Por seu turno, HORIGUCHI et al., em estudo sobre trabalhadores expostos, verificaram que a deformabilidade (capacidade de adaptação a uma pressão externa) dos eritrócitos diminui significativamente com o aumento da dose interna de chumbo, imputando o facto a alterações na estrutura da membrana (diminuição da permeabilidade por aumento do colesterol e dos fosfolípidos da camada externa) induzidas pela ligação do chumbo (HORIGUCHI et al., 1991).

Também a actividade da pirimidina-5-dinucleotidase (P5N) eritrocitária, enzima responsável pela metabolização dos nucleótidos pirimidínicos, evitando a sua acumulação, é marcadamente inibida pelo chumbo. A consequente aglomeração e depósito de ácidos nucleicos, que determina o aparecimento de ponteados basófilos nos eritrócitos, altera o metabolismo energético na membrana eritrocitária, afectando a sua estabilidade e, por consequência, a vida média do eritrócito (SAKAI, ARAKI e USHIO, 1988 e 1990; MARQUÉS MARQUÉS, 1993; FAIRBANKS e KLEE, 1994; GOYER, 1996).
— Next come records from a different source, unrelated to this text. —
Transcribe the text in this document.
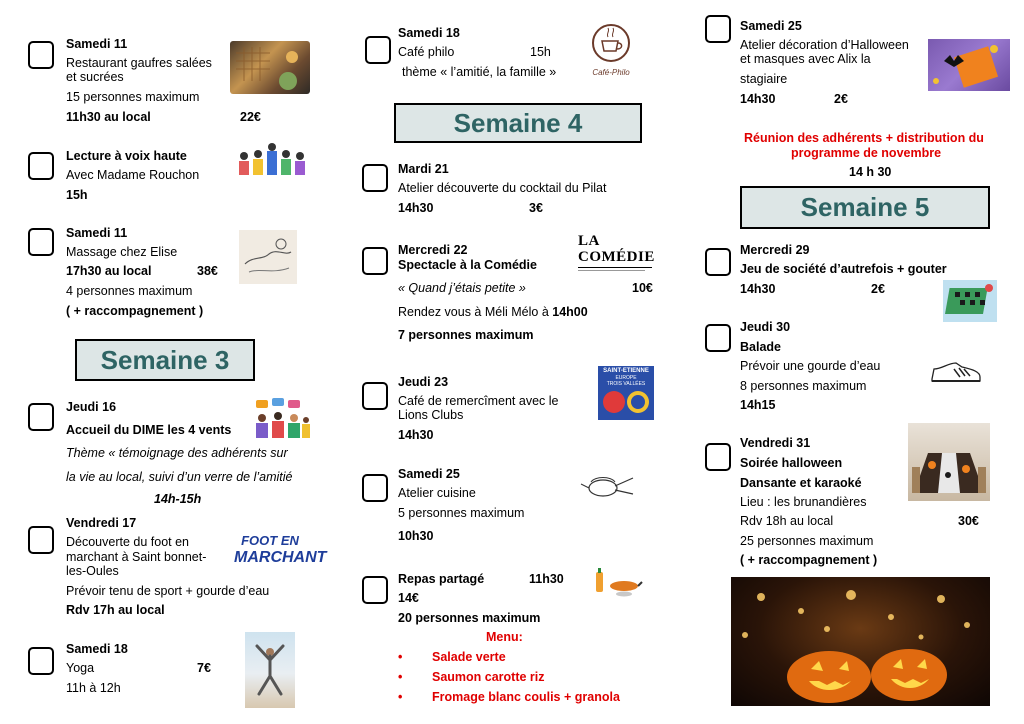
Samedi 11
Restaurant gaufres salées
et sucrées
15 personnes maximum
11h30 au local	22€
Lecture à voix haute
Avec Madame Rouchon
15h
Samedi 11
Massage chez Elise
17h30 au local	38€
4 personnes maximum
( + raccompagnement )
Semaine 3
Jeudi 16
Accueil du DIME les 4 vents
Thème « témoignage des adhérents sur
la vie au local, suivi d’un verre de l’amitié
14h-15h
Vendredi 17
Découverte du foot en
marchant à Saint bonnet-
les-Oules
Prévoir tenu de sport + gourde d’eau
Rdv 17h au local
FOOT EN
MARCHANT
Samedi 18
Yoga	7€
11h à 12h
Samedi 18
Café philo	15h
thème « l’amitié, la famille »	Café-Philo
Semaine 4
Mardi 21
Atelier découverte du cocktail du Pilat
14h30	3€
Mercredi 22
Spectacle à la Comédie
« Quand j’étais petite »	10€
Rendez vous à Méli Mélo à 14h00
7 personnes maximum
LA COMÉDIE
Jeudi 23
Café de remercîment avec le
Lions Clubs
14h30
SAINT-ETIENNE
EUROPE
TROIS VALLÉES
Samedi 25
Atelier cuisine
5 personnes maximum
10h30
Repas partagé	11h30
14€
20 personnes maximum
Menu:
• Salade verte
• Saumon carotte riz
• Fromage blanc coulis + granola
Samedi 25
Atelier décoration d’Halloween
et masques avec Alix la
stagiaire
14h30	2€
Réunion des adhérents + distribution du
programme de novembre
14 h 30
Semaine 5
Mercredi 29
Jeu de société d’autrefois + gouter
14h30	2€
Jeudi 30
Balade
Prévoir une gourde d’eau
8 personnes maximum
14h15
Vendredi 31
Soirée halloween
Dansante et karaoké
Lieu : les brunandières
Rdv 18h au local	30€
25 personnes maximum
( + raccompagnement )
Dado que a P5N é de localização citoplasmática e a ferro-quelatase mitocondrial, a inibição destas enzimas representará dois diferentes passos da impregnação pelo chumbo. Assim, a inibição da actividade da P5N será expressão de um efeito imediato do chumbo, enquanto a inibição da ferro-quelatase, aferida pelo aumento da PPZ, será expressão do efeito cumulativo (BRUNET et al., 1988).